We have tax rates, whatever they are. I only know mine; I don’t care about yours. Uh, no! Whoa, whoa, whoa! I take that back. Oh, no, no. I care so much about your tax rate that I’m gonna learn what they are. Ahem. The point is that whatever your tax rate is, if there is no agreement your taxes are going up, because the current rates expire on December 31st. By law, they expire.
And by law, because of the way the tax rates were achieved through reconciliation back in 2003 — by law — the tax rates have been temporary, essentially, for all these years. So they return to what they were before George W. Bush and the Congress cut them in 2003. So they go back up. The top rate will go back up to 39.6%. And that’s what the Obama people are trying to tell you in the middle class means that you will not get a tax cut if we go over the cliff.
But if we come to a deal, you will get a tax cut. The way they’re saying this is, taxes are going to go up. They’re not there yet. Your rate is what it is. But if there is a deal, then your rate won’t go up, and that’s a tax cut, even though it stays the same. There’s no tax cut here! One of two things is gonna happen. Your tax rate’s gonna stay the same or it’s gonna go up. In neither case is there a tax cut. I’m sorry, but there are no tax cuts.

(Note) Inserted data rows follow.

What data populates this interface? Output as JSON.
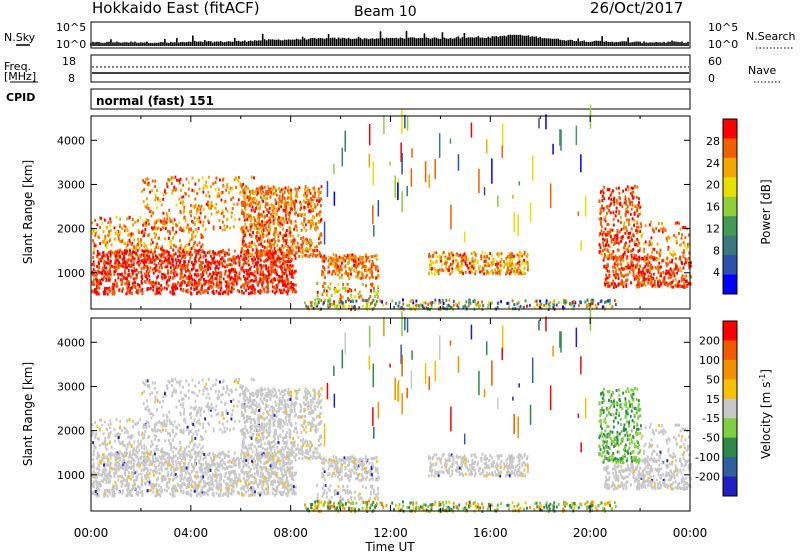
{
  "header": {
    "title": "Hokkaido East (fitACF)",
    "beam": "Beam 10",
    "date": "26/Oct/2017"
  },
  "strip_labels": {
    "nsky": "N.Sky",
    "nsky_ticks": [
      "10^5",
      "10^0"
    ],
    "nsearch": "N.Search",
    "nsearch_ticks": [
      "10^5",
      "10^0"
    ],
    "freq": "Freq.",
    "freq_unit": "[MHz]",
    "freq_ticks": [
      "18",
      "8"
    ],
    "nave": "Nave",
    "nave_ticks": [
      "60",
      "0"
    ],
    "cpid": "CPID",
    "cpid_value": "normal (fast) 151"
  },
  "chart_data": [
    {
      "type": "line",
      "name": "nsky-strip",
      "ylim": [
        0,
        5
      ],
      "x_hours": [
        0,
        1,
        2,
        3,
        4,
        5,
        6,
        7,
        8,
        9,
        10,
        11,
        12,
        13,
        14,
        15,
        16,
        17,
        18,
        19,
        20,
        21,
        22,
        23,
        24
      ],
      "y_log": [
        0.6,
        0.7,
        0.7,
        0.6,
        0.7,
        0.8,
        0.9,
        1.2,
        1.3,
        1.5,
        1.6,
        1.5,
        1.6,
        1.7,
        1.6,
        1.7,
        1.8,
        2.4,
        1.8,
        1.2,
        0.9,
        0.8,
        0.7,
        0.7,
        0.7
      ]
    },
    {
      "type": "heatmap",
      "name": "power-panel",
      "xlabel": "",
      "ylabel": "Slant Range [km]",
      "y_ticks": [
        "1000",
        "2000",
        "3000",
        "4000"
      ],
      "ylim": [
        180,
        4550
      ],
      "xlim_hours": [
        0,
        24
      ],
      "colorbar": {
        "label": "Power [dB]",
        "ticks": [
          "4",
          "8",
          "12",
          "16",
          "20",
          "24",
          "28"
        ],
        "range": [
          0,
          32
        ],
        "colors": [
          "#0000ff",
          "#2d4fb0",
          "#3a7a7a",
          "#3f9b55",
          "#8fcf3a",
          "#e8e000",
          "#f2a600",
          "#f06000",
          "#ff0000"
        ]
      }
    },
    {
      "type": "heatmap",
      "name": "velocity-panel",
      "xlabel": "Time UT",
      "ylabel": "Slant Range [km]",
      "y_ticks": [
        "1000",
        "2000",
        "3000",
        "4000"
      ],
      "ylim": [
        180,
        4550
      ],
      "x_ticks": [
        "00:00",
        "04:00",
        "08:00",
        "12:00",
        "16:00",
        "20:00",
        "00:00"
      ],
      "xlim_hours": [
        0,
        24
      ],
      "colorbar": {
        "label": "Velocity [m s",
        "label_exp": "-1",
        "label_end": "]",
        "ticks": [
          "200",
          "100",
          "50",
          "15",
          "-15",
          "-50",
          "-100",
          "-200"
        ],
        "colors": [
          "#2020c0",
          "#305fa0",
          "#2f8a4a",
          "#7fd040",
          "#c8c8c8",
          "#f7c000",
          "#f49000",
          "#f25a00",
          "#ff0000"
        ]
      }
    }
  ]
}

This is the way baseline budgeting works. I’ll give you an example how this works. Let’s say you’re gonna buy a new car, and you have allocated $50,000. That’s what you’re gonna spend on a car. You’re going to spend $50,000 more than what you are spending now, and you’re gonna spend that on a car. So you go shopping, and you find a car that you really like that costs $40,000, and you tell yourself that you just saved ten, when what you did was spend $40,000.